IX. THE ETHER AND PONDERABLE MATTER
"Whatever difficulties we may have in forming a consistent idea of the constitution of the ether, there can be no doubt that the interplanetary and interstellar spaces are not empty, but are occupied by a material substance or body which is certainly the largest and probably the most uniform body of which we have any knowledge."
Such was the verdict pronounced some thirty years ago by James Clerk-Maxwell, one of the very greatest of nineteenth-century physicists, regarding the existence of an all-pervading plenum in the universe, in which every particle of tangible matter is immersed. And this verdict may be said to express the attitude of the entire philosophical world of our day. Without exception, the authoritative physicists of our time accept this plenum as a verity, and reason about it with something of the same confidence they manifest in speaking of "ponderable" matter or of, energy. It is true there are those among them who are disposed to deny that this all-pervading plenum merits the name of matter. But that it is a something, and a vastly important something at that, all are agreed. Without it, they allege, we should know nothing of light, of radiant heat, of electricity or magnetism; without it there would probably be no such thing as gravitation; nay, they even hint that without this strange something, ether, there would be no such thing as matter in the universe. If these contentions of the modern physicist are justified, then this intangible ether is incomparably the most important as well as the "largest and most uniform substance or body" in the universe. Its discovery may well be looked upon as one of the most important feats of the nineteenth century.
For a discovery of that century it surely is, in the sense that all the known evidences of its existence were gathered in that epoch. True dreamers of all ages have, for metaphysical reasons, imagined the existence of intangible fluids in space—they had, indeed, peopled space several times over with different kinds of ethers, as Maxwell remarks—but such vague dreamings no more constituted the discovery of the modern ether than the dream of some pre-Columbian visionary that land might lie beyond the unknown waters constituted the discovery of America. In justice it must be admitted that Huyghens, the seventeenth-century originator of the undulatory theory of light, caught a glimpse of the true ether; but his contemporaries and some eight generations of his successors were utterly deaf to his claims; so he bears practically the same relation to the nineteenth-century discoverers of ether that the Norseman bears to Columbus.

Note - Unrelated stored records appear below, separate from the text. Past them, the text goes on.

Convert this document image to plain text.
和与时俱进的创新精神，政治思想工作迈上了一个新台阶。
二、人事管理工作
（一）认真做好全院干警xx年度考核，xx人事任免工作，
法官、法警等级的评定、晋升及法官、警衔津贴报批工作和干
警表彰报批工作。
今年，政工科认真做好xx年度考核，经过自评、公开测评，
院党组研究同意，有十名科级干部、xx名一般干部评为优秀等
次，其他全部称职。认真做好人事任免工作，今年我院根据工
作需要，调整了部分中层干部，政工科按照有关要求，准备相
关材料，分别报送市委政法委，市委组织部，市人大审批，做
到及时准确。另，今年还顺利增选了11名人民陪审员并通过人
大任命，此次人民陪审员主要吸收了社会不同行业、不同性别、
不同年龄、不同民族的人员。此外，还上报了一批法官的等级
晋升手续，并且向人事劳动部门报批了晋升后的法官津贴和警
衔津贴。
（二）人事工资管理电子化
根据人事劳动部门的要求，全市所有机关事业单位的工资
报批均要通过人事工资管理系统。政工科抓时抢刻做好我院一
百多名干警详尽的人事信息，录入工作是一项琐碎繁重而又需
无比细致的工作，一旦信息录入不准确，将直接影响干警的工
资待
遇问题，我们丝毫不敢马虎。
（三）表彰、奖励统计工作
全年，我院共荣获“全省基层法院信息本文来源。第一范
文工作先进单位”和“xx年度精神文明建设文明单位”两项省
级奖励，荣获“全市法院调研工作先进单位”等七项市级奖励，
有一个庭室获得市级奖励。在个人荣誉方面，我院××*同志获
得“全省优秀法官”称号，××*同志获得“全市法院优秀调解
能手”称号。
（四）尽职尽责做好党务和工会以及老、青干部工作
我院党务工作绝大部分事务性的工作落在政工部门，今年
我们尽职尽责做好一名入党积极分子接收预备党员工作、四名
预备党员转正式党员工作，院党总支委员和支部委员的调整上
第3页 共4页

The true Columbus of the ether was Thomas Young. His discovery was consummated in the early days of the nineteenth century, when he brought forward the first, conclusive proofs of the undulatory theory of light. To say that light consists of undulations is to postulate something that undulates; and this something could not be air, for air exists only in infinitesimal quantity, if at all, in the interstellar spaces, through which light freely penetrates. But if not air, what then? Why, clearly, something more intangible than air; something supersensible, evading all direct efforts to detect it, yet existing everywhere in seemingly vacant space, and also interpenetrating the substance of all transparent liquids and solids, if not, indeed, of all tangible substances. This intangible something Young rechristened the Luminiferous Ether.

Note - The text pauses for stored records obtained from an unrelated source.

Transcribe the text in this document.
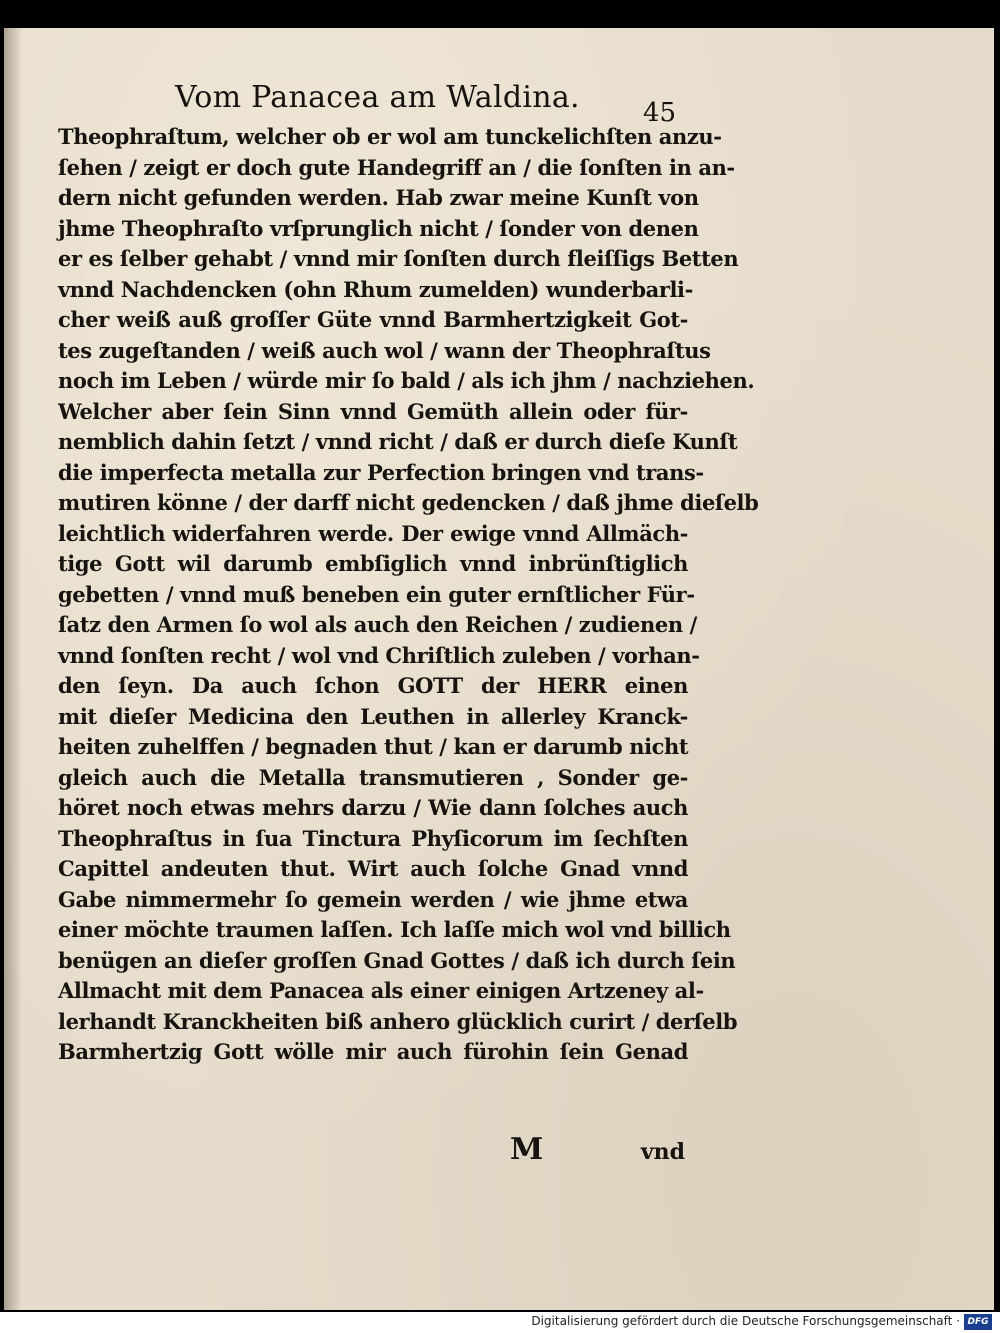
Vom Panacea am Waldina. 45
Theophraſtum, welcher ob er wol am tunckelichſten anzu-
ſehen / zeigt er doch gute Handegriff an / die ſonſten in an-
dern nicht gefunden werden. Hab zwar meine Kunſt von
jhme Theophraſto vrſprunglich nicht / ſonder von denen
er es ſelber gehabt / vnnd mir ſonſten durch fleiſſigs Betten
vnnd Nachdencken (ohn Rhum zumelden) wunderbarli-
cher weiß auß groſſer Güte vnnd Barmhertzigkeit Got-
tes zugeſtanden / weiß auch wol / wann der Theophraſtus
noch im Leben / würde mir ſo bald / als ich jhm / nachziehen.
Welcher aber ſein Sinn vnnd Gemüth allein oder für-
nemblich dahin ſetzt / vnnd richt / daß er durch dieſe Kunſt
die imperfecta metalla zur Perfection bringen vnd trans-
mutiren könne / der darff nicht gedencken / daß jhme dieſelb
leichtlich widerfahren werde. Der ewige vnnd Allmäch-
tige Gott wil darumb embſiglich vnnd inbrünſtiglich
gebetten / vnnd muß beneben ein guter ernſtlicher Für-
ſatz den Armen ſo wol als auch den Reichen / zudienen /
vnnd ſonſten recht / wol vnd Chriſtlich zuleben / vorhan-
den ſeyn. Da auch ſchon GOTT der HERR einen
mit dieſer Medicina den Leuthen in allerley Kranck-
heiten zuhelffen / begnaden thut / kan er darumb nicht
gleich auch die Metalla transmutieren , Sonder ge-
höret noch etwas mehrs darzu / Wie dann ſolches auch
Theophraſtus in ſua Tinctura Phyſicorum im ſechſten
Capittel andeuten thut. Wirt auch ſolche Gnad vnnd
Gabe nimmermehr ſo gemein werden / wie jhme etwa
einer möchte traumen laſſen. Ich laſſe mich wol vnd billich
benügen an dieſer groſſen Gnad Gottes / daß ich durch ſein
Allmacht mit dem Panacea als einer einigen Artzeney al-
lerhandt Kranckheiten biß anhero glücklich curirt / derſelb
Barmhertzig Gott wölle mir auch fürohin ſein Genad
M	vnd
Digitalisierung gefördert durch die Deutsche Forschungsgemeinschaft · DFG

In the early days of his discovery Young thought of the undulations which produce light and radiant heat as being longitudinal—a forward and backward pulsation, corresponding to the pulsations of sound—and as such pulsations can be transmitted by a fluid medium with the properties of ordinary fluids, he was justified in thinking of the ether as being like a fluid in its properties, except for its extreme intangibility. But about 1818 the experiments of Fresnel and Arago with polarization of light made it seem very doubtful whether the theory of longitudinal vibrations is sufficient, and it was suggested by Young, and independently conceived and demonstrated by Fresnel, that the luminiferous undulations are not longitudinal, but transverse; and all the more recent experiments have tended to confirm this view. But it happens that ordinary fluids— gases and liquids—cannot transmit lateral vibrations; only rigid bodies are capable of such a vibration. So it became necessary to assume that the luminiferous ether is a body possessing elastic rigidity—a familiar property of tangible solids, but one quite unknown among fluids.
The idea of transverse vibrations carried with it another puzzle. Why does not the ether, when set aquiver with the vibration which gives us the sensation we call light, have produced in its substance subordinate quivers, setting out at right angles from the path of the original quiver? Such perpendicular vibrations seem not to exist, else we might see around a corner; how explain their absence? The physicist could think of but one way: they must assume that the ether is incompressible. It must fill all space—at any rate, all space with which human knowledge deals—perfectly full.
These properties of the ether, incompressibility and elastic rigidity, are quite conceivable by themselves; but difficulties of thought appear when we reflect upon another quality which the ether clearly must possess— namely, frictionlessness. By hypothesis this rigid, incompressible body pervades all space, imbedding every particle of tangible matter; yet it seems not to retard the movements of this matter in the slightest degree. This is undoubtedly the most difficult to comprehend of the alleged properties of the ether. The physicist explains it as due to the perfect elasticity of the ether, in virtue of which it closes in behind a moving particle with a push exactly counterbalancing the stress required to penetrate it in front.